Annie Ernaux

Aucune attribution de prix Nobel de littérature n’a suscité tant d’émois et de remous dans le pays : horreur des réactionnaires hexagonaux qui contestent cette distinction, jubilation chez les féministes qui se sentent pleinement représentées.

’une certaine façon c’est notre parole qui obtient une grande reconnaissance internationale. Au carrefour de la littérature, de la sociologie et de l’histoire, Annie Ernaux poursuit une œuvre qui dénonce à la fois la violence – sous toutes ses formes, y compris symbolique – de la classe dominante et celle qui s’exerce à l’encontre du “Deuxième sexe”. L’écrivaine, “ethnologue de soi-même”, parvient à analyser les mécanismes d’oppression que subit le monde ouvrier, à révéler les humiliations subies, la honte ressentie. L’autrice parle de “choc ontologique” à la lecture de Pierre Bourdieu. Ce regard distancié vient éclairer les émouvants portraits qu’elle trace de son père (La place) ou de sa mère (Une femme). Son Journal du dehors tire de l’oubli des morceaux du quotidien vécus dans des lieux collectifs et populaires, transports en commun, services publics, centres commerciaux, là où tout le monde passe et personne ne s’attarde : elle rend ainsi visible des gens frappés d’invisibilité sociale, immigré·es, marginaux, malades, mendiant·es, et souligne la pauvreté endémique, l’exclusion.

La condition féminime

Les affres de la condition féminine sont abordés sans fard : violence des premières expériences sexuelles plus arrachées que consenties dans Mémoire de fille, d’un avortement clandestin avant la loi Veil dans L’évènement, un récit presque insoutenable. Son témoignage d’étudiante risquant sa vie, certes historiquement daté, est utile car le droit qu’on croit acquis est remis en cause Outre-Atlantique ou dans certains pays d’Europe. Les années rappellent la lutte pour la dépénalisation : “On ne se souviendrait ni du jour ni du mois – mais c’était le printemps – seulement qu’on avait lu tous les noms, du premier au dernier, des 343 femmes – elles étaient donc si nombreuses et on avait été si seule avec la sonde et le sang en jet sur les draps – qui déclaraient avoir avorté illégalement dans Le Nouvel Observateur […]. On tirait des tracts sur la photocopieuse du lycée, les distribuait dans les boîtes aux lettres la nuit tombée, on allait voir Histoires d’A. […] Un samedi après-midi, piétinant, des milliers, sous le soleil, derrière des banderoles […] on se disait que c’était à nous d’arrêter, pour la première fois, la mort rouge des femmes depuis des millénaires”. L’aliénation se poursuit, en quelque sorte, avec La femme gelée : elle s’englue dans le piège du mariage et de l’inégale répartition des tâches ménagères et éducatives.
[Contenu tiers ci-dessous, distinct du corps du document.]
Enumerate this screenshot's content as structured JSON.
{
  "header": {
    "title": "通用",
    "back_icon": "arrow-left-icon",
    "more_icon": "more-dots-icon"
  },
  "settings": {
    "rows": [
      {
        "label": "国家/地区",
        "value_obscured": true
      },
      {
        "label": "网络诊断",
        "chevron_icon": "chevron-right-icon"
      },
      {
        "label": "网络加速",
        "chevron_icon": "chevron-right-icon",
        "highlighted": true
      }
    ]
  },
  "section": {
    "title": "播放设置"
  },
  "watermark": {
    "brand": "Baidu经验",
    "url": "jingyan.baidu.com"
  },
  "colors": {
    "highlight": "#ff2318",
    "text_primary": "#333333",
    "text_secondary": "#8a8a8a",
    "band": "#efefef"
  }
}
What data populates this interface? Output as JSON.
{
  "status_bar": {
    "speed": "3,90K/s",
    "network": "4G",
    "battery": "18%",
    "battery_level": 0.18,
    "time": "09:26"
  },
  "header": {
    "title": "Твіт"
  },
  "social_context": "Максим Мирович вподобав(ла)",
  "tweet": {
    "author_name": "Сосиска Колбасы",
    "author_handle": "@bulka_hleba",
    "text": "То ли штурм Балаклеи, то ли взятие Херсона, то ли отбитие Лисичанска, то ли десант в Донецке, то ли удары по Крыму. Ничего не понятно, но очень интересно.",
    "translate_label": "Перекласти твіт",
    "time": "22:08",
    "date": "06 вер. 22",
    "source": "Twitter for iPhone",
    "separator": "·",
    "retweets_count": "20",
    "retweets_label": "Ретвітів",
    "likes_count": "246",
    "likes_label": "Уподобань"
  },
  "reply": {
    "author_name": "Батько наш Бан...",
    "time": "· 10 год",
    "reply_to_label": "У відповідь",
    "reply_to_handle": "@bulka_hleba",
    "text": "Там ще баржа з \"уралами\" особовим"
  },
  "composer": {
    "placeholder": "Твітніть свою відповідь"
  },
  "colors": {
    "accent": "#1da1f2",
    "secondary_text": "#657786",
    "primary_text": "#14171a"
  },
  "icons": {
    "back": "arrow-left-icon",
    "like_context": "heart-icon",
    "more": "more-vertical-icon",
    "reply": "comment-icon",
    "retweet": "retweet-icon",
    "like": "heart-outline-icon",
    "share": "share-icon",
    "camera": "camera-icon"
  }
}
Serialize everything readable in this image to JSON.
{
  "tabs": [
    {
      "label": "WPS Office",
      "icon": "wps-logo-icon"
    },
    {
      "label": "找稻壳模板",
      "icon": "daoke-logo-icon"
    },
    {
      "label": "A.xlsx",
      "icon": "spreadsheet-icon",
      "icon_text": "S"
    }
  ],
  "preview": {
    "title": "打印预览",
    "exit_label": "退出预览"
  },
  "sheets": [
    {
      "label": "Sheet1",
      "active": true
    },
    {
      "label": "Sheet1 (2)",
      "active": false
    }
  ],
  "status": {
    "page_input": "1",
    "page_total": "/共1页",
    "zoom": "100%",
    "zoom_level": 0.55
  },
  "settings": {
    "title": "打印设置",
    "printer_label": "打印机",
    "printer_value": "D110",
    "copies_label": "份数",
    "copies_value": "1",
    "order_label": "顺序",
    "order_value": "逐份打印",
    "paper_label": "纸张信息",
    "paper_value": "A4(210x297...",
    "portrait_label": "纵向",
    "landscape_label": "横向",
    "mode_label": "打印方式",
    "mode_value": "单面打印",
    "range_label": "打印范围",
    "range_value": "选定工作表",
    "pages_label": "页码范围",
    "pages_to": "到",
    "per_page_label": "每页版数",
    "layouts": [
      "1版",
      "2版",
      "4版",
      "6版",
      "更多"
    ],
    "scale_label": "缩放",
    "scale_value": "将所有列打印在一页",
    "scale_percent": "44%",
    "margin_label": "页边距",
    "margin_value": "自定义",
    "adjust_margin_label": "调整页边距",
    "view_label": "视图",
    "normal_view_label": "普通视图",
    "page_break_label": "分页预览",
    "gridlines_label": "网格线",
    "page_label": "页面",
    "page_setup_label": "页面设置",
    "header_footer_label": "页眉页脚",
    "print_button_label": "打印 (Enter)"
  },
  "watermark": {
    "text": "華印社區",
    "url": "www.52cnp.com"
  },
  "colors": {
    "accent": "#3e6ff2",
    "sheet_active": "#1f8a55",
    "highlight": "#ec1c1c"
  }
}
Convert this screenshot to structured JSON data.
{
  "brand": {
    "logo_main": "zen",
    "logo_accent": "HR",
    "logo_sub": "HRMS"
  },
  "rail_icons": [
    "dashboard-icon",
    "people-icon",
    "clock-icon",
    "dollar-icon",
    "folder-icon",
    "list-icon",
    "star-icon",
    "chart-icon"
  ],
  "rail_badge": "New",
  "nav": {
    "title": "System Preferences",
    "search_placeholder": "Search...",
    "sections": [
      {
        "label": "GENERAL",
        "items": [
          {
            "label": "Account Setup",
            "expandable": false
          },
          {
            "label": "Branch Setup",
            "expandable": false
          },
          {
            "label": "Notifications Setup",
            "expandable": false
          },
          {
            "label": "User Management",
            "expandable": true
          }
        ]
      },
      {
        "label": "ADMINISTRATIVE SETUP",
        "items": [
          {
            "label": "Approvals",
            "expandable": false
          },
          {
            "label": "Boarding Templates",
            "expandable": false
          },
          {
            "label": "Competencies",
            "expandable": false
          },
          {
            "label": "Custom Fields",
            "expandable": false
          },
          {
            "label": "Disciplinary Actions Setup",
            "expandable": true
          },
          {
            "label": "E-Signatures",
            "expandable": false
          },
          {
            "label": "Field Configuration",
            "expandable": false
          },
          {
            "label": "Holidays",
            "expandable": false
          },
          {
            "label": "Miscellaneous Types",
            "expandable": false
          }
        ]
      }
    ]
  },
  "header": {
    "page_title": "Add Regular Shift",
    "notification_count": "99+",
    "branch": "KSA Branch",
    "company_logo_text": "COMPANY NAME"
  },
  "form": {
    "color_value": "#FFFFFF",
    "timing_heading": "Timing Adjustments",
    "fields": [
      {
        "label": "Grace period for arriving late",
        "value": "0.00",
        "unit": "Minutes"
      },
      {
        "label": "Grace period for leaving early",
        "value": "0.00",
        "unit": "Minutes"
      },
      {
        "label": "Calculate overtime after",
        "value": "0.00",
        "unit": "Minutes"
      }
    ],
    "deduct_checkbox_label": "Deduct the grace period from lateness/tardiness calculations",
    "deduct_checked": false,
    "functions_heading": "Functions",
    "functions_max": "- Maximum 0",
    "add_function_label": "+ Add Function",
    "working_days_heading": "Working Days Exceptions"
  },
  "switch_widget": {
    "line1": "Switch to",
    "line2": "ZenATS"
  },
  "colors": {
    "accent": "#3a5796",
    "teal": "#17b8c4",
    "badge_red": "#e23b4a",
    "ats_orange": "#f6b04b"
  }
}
Les travaux domestiques incombent essentiellement à l’épouse, le mari arguant de ses responsabilités professionnelles et tendant de reproduire un modèle familial bourgeois. Annie Ernaux récuse l’assignation au foyer, revendique l’épanouissement dans son métier et, après son divorce, affirme une liberté affective et sexuelle évoquée sans détour dans plusieurs ouvrages, dernièrement Le jeune homme.

Les mouvements politiques et sociaux

Dans Les années, l’autrice croise évènements à portée nationale ou mondiale du XXe siècle, guerres et révolutions, périodes électorales, jusqu’à l’orée du deuxième millénaire, avec des souvenirs personnels. Le “je” devient “on” et “nous”. Car nous sommes concerné·es par les mouvements politiques et sociaux du monde, les soubresauts de l’actualité. Nos vies minuscules et nos émois intimes s’expriment à l’intérieur d’une vaste fresque de l’époque. Annie excelle à résumer la trace mémorielle d’un mouvement social qui traverse la France, en mai 1968 par exemple : “Sortaient de partout des livres et des revues, des philosophes, critiques, sociologues : Bourdieu, Foucault, Barthes […] tout allait dans le sens d’une intelligence nouvelle, d’une transformation du monde”.

L’engagement d’Annie Ernaux éclate dans l’ensemble de son œuvre qu’il s’agisse de questions sociales liées à la condition ouvrière, à son parcours de “transfuge de classe”, de l’affirmation de la laïcité, ou de critique de la domination masculine ; il transparaît aussi dans ses positions actuelles : durant la période de confinement, elle a écrit une belle lettre ouverte à Emmanuel Macron, fustigeant le mépris du gouvernement pour celles et ceux qui assurent “la vie matérielle”. On sait ses choix “d’insoumise”. Sa voix va porter davantage encore avec un prix qui met son œuvre en lumière à l’échelle planétaire.